Yes, my intention is to split not parse

Answer 7 · 2024-10-08T18:08:53.000Z

Thanks I'm going with this

import 'package:collection/collection.dart';
import 'package:sqlparser/sqlparser.dart';

List<String> splitSqlStatements(String source) {
  final engine = SqlEngine();
  final tokens = engine.tokenize(source);

  // Split tokens into groups ending with a semicolon
  final tokenGroups = tokens.splitAfter((t) => t.type == TokenType.semicolon);

  final statements = <String>[];

  for (final group in tokenGroups) {
    if (group.isEmpty) continue;

    final firstToken = group.first;
    final lastToken = group.last;

    // Extract the original text corresponding to the token range
    final statementText = source.substring(
      firstToken.span.start.offset,
      lastToken.span.end.offset,
    ).trim();

    if (statementText.isNotEmpty) {
      statements.add(statementText);
    }
  }

  return statements;
}

Answer 8 · 2024-11-11T18:12:42.000Z

We can't really do too much with a non-SQL input. Are you hitting an infinite loop? If so, it would be good to have the exact input so I can try to reproduce this.

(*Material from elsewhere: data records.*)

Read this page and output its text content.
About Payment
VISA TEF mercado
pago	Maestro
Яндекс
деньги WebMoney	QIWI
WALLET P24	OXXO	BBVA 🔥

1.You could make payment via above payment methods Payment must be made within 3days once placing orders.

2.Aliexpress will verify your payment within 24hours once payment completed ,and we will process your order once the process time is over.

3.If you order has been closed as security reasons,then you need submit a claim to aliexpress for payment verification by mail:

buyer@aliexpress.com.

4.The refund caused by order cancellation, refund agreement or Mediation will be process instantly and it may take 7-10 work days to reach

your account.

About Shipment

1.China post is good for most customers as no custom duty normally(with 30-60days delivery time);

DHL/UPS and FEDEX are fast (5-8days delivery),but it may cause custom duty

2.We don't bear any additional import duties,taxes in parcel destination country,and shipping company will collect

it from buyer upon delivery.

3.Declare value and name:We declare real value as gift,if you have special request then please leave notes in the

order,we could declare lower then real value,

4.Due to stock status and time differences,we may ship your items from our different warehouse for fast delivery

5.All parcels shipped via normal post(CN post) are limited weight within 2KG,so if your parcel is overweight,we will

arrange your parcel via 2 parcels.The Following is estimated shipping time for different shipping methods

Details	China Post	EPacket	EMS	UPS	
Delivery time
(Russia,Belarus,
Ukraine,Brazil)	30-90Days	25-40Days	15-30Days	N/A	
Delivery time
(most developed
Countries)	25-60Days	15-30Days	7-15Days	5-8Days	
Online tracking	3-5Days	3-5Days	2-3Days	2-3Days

Answer 9 · 2024-11-11T21:09:33.000Z

Yeah I know but I expected an error.

The intended behavior is that:

SqlEngine.tokenize throws a CumulatedTokenizerException when encountering invalid tokens.
SqlEngine.parse does not throw exceptions but instead reports all tokenizer and parsing errors through ParseResult.errors.

I've added a testcase for this in b2a0d50 and it seems to work as intended.

I can't really help you with the other question, I think the common approach is to let users pick a file to write to which will give your app access to that temporarily. Setting your target SDK to Android 10 might work, but it's possible that Google will reject your app from the Play store. Searching for this on StackOverflow will probably give you more conclusive results.